Follows now a note to young Daniel and the morning cafes, cigarettes and croissants group concerning the troubles in the Levant complete with a clickable map at heading for ready reference:
Putting, as best we can, domestic rhetoric aside here, the sad truth, Dan, is that there is really nothing any of us can do about conditions in the Levant, as these kids over there play by their own, fast changing, rules and do not give us forewarning what those rules are today or will become tomorrow.
I think trying to establish direct linkages and cause and effect relationships in that part of the world is very dicey business.
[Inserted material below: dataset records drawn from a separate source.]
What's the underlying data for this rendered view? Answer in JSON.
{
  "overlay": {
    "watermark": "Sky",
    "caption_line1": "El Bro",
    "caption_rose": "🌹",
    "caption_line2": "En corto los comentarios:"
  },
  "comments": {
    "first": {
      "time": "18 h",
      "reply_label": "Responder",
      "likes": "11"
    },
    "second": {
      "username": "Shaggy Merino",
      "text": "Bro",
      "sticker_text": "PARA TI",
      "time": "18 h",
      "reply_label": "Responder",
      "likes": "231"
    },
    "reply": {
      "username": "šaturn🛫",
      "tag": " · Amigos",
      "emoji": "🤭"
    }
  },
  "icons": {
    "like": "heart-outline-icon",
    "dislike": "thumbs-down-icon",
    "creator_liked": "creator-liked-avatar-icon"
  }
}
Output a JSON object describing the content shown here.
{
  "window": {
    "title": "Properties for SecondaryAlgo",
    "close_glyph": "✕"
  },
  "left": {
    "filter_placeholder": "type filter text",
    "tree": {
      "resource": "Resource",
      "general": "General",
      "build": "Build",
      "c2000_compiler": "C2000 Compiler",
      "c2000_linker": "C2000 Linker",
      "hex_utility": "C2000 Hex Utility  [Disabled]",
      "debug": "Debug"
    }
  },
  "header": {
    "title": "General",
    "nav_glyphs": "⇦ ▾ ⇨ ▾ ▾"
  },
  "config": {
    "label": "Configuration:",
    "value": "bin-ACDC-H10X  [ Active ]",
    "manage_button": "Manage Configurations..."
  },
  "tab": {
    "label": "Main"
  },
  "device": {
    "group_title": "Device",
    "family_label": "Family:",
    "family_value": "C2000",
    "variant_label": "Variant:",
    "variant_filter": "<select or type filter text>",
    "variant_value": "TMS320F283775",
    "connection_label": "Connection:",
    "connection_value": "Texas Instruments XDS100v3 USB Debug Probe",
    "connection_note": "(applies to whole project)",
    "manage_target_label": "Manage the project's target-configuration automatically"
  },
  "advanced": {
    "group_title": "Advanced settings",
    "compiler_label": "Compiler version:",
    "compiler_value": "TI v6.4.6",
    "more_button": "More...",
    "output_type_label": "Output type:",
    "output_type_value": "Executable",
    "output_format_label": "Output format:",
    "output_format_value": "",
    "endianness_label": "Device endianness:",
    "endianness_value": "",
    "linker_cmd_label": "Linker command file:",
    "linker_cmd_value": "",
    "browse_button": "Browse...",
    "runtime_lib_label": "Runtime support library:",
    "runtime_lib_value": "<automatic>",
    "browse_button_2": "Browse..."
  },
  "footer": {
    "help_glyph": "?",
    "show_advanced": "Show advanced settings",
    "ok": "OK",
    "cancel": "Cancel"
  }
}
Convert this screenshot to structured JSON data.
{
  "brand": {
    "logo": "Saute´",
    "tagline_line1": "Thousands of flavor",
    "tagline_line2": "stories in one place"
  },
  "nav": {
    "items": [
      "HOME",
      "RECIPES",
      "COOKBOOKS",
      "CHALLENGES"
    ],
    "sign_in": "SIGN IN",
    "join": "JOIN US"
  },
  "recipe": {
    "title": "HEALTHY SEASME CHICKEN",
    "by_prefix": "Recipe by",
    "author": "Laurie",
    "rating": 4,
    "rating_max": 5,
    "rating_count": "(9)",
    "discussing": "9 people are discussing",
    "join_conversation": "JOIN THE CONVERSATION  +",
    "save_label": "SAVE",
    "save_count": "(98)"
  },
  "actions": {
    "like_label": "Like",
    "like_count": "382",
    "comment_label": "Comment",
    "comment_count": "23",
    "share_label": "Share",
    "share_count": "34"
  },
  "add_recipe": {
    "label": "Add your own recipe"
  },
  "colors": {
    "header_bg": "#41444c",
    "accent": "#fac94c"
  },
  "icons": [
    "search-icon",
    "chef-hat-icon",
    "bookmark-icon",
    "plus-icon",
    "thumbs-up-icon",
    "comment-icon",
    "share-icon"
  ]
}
I suppose people have to pick somebody to blame–you are a man of the Department and I am sure that you and the Department do level best, but I am not sure the Department, or any of us reading, are really any better or worse informed than anybody else respecting developments in Levant, Middle East, North Africa and West Asia.
I think the collective wisdom and knowledge we’ve put together so meticulously over our time likely cannot anticipate actions in that sphere to any degree of real usefulness.
Worse yet, the ubiquity of very dangerous modern weaponry, readily available, taken together with the condition that we find ourselves, for indisputably the first time in history, in a world on which literally everyone is politically engaged, adds to the discomfort we all feel.
We are as doctors, forced to tell patients we simply do not know what to do to save them from a fate worse than–a contrition embarrassing to doctors but far more troublesome to the expectant patients of the world who hopefully look to us to guide into deep, labyrinthine jungles, unmapped and uncharted.
Yet, we are all Englishmen here, thank God. Needs must and we all press on, heads high into the wind, hoping the very best.